• banner_testa_01

notizia

Il livello di pH sta danneggiando segretamente la tua biancheria?

Quando le lavanderie lavano la biancheria degli hotel, quella che ha raggiunto la fase finale di utilizzo spesso si rompe facilmente quando viene strappata. Perché?

La biancheria d'albergo ha una certa durata di servizio. Di conseguenza, l'hotel non dovrebbe solo lavare e gestire il cotone normalmente, ma anche proteggere la biancheria per prolungarne la durata di servizio. Soprattutto inimpianti di lavanderiaNel settore del noleggio di biancheria, un mese in più di durata utile della biancheria può far risparmiare denaro agli impianti di lavanderia. Controllando il pH della biancheria, è possibile prolungarne la durata utile.

Problemi causati da un pH elevato prolungato

Un pH elevato prolungato può danneggiare la biancheria.

Cotone puro: piccoli fori, bordi e angoli screpolati, più sottile e più soggetto a rotture, colori opachi, la morbidezza diminuisce

Tessuto misto cotone e lino: colori opachi, la parte in cotone si sfalda, perde elasticità, presenta angoli screpolati e sfilacciati e i bordi piegati si staccano.

Impatto sulla biancheria

❑ L'effetto residuo del detersivo alcalino sulla biancheria

Sebbene i detersivi alcalini siano sicuri per il cotone puro o il lino misto cotone e non danneggino le fibre, i residui alcalini presenti nelle fibre, a lungo andare, dopo l'asciugatura e la stiratura, renderanno il lino grigio e rigido.

 2

❑ Bianchezza del lino

I metalli colorati, come il ferro, si presentano solitamente sotto forma di ioni o composti ionici.
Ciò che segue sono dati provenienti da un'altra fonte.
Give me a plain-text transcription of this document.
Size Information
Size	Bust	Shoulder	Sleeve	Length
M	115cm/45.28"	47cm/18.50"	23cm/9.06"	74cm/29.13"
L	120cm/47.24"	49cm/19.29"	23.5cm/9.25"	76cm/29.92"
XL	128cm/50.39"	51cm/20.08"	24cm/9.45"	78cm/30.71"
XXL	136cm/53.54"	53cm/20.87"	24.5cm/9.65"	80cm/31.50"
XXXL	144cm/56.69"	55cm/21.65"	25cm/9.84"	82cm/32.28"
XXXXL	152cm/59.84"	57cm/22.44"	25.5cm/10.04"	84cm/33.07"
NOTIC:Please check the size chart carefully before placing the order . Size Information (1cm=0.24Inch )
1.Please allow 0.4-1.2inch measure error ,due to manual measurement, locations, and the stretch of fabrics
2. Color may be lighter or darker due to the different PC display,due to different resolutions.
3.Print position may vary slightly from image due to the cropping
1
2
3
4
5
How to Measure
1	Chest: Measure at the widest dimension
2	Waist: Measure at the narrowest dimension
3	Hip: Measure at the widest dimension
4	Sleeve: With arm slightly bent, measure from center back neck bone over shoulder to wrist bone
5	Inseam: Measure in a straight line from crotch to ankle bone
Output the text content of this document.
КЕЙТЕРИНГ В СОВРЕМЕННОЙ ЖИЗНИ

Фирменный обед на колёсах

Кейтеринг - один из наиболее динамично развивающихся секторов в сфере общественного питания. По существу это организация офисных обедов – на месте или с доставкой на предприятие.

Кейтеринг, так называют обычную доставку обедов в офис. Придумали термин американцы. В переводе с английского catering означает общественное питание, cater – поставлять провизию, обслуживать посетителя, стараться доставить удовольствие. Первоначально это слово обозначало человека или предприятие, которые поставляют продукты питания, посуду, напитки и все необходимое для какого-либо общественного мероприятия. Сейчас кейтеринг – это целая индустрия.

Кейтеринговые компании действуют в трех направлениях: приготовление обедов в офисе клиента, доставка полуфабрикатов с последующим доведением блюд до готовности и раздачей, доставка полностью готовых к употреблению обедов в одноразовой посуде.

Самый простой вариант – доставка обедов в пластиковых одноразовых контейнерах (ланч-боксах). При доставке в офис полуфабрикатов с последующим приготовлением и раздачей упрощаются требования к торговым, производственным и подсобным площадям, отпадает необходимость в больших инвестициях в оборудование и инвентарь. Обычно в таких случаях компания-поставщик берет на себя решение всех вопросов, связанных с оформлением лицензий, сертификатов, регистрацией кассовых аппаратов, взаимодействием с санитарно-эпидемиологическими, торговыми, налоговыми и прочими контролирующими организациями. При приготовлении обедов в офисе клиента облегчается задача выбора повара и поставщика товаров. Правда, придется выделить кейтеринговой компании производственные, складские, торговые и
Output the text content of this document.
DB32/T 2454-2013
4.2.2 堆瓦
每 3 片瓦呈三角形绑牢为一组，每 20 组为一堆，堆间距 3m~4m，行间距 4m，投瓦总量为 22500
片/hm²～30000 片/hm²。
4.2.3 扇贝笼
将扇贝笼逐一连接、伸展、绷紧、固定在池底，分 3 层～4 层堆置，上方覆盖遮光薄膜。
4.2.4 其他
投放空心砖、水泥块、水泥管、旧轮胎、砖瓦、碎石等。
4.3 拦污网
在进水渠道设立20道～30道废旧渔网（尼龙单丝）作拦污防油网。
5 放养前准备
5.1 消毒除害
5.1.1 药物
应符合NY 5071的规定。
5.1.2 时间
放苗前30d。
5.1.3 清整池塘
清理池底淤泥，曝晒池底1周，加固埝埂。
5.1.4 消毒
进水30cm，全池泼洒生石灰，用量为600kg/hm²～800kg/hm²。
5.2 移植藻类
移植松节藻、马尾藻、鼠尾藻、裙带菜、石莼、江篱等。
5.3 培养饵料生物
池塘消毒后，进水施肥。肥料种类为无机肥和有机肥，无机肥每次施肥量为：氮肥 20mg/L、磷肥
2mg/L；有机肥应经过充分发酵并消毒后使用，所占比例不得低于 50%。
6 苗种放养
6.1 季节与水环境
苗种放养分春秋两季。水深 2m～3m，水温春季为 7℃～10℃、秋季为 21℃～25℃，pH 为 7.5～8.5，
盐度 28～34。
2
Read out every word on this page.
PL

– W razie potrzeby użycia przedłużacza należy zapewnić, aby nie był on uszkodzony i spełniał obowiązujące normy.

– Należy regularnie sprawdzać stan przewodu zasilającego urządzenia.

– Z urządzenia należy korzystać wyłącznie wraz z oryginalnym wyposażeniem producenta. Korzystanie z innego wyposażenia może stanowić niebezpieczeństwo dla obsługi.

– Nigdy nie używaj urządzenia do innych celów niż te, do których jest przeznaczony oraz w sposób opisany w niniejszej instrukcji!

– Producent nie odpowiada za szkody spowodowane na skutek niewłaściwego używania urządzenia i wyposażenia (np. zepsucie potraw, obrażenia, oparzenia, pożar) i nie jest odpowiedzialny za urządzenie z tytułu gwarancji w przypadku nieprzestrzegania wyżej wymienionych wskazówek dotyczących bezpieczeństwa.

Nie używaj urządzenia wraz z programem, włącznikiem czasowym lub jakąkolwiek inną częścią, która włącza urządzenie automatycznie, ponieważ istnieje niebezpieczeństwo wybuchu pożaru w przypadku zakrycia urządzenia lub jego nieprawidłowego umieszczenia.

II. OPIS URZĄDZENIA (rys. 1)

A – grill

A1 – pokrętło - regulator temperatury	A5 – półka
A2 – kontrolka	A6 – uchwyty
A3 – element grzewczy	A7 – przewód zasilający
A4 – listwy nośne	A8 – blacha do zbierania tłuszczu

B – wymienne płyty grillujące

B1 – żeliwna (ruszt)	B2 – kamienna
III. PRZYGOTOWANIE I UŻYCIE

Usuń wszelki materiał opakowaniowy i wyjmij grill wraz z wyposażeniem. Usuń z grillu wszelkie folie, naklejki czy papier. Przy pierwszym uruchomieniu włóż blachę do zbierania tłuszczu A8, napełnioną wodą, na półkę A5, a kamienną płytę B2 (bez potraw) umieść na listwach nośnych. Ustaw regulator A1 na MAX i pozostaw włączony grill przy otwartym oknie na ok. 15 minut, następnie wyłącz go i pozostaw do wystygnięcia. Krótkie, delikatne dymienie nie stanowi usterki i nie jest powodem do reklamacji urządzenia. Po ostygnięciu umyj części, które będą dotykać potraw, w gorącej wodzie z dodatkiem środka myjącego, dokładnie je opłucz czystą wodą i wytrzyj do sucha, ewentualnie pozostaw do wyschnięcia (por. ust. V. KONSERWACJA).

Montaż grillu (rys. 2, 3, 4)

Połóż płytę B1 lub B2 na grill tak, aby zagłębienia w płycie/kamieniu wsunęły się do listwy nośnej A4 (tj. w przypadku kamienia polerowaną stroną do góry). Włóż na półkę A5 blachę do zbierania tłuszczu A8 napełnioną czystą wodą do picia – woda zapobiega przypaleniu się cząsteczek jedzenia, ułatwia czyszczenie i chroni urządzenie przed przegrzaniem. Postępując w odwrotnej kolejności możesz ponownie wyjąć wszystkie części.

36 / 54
Se l'acqua contenente ioni di ferro viene riscaldata e i tessuti vengono lavati con detergenti alcalini o risciacquati con ossidanti, a causa dell'elevato valore del pH, le sostanze alcaline reagiscono con gli ioni di ferro, lasciando macchie bruno-rossastre sulla biancheria, molto difficili da rimuovere e che compromettono il candore complessivo del tessuto.

❑ Morbidezza del lino

L'ammorbidente viene generalmente utilizzato nell'uso di tensioattivi cationici, che reagiscono con il materiale di base per fargli perdere la sua attività superficiale. Se il pH della biancheria è troppo alto, danneggerà direttamente la pelle dell'utente e avrà un impatto sulla qualità del lavaggio, sul comfort d'uso e sulladurata di servizio della biancheriaDi conseguenza, è necessario prestare molta attenzione al controllo del pH della biancheria.

L'importanza del controllo del pH

Il controllo del pH della biancheria si ottiene aggiungendo un acido neutralizzante nell'ultima fase del normale processo di lavaggio. L'aggiunta della giusta quantità di acido neutralizzante permette di regolare il valore del pH tra 5,5 e 6,5, impedendo così agli ioni metallici presenti nell'acqua (calcio e magnesio) di reagire con l'alcali formando sostanze insolubili che si depositano sulla biancheria. Inoltre, l'acido neutralizzante dissolve alcuni ioni metallici presenti nell'acqua. Questo evita che la biancheria assuma un aspetto grigiastro e scuro, risulti ruvida al tatto, perda lucentezza e che si formino grumi di fibre dovuti ai residui alcalini. È inoltre utile creare un ambiente relativamente favorevole all'ammorbidente, migliorando così la morbidezza dell'asciugamano.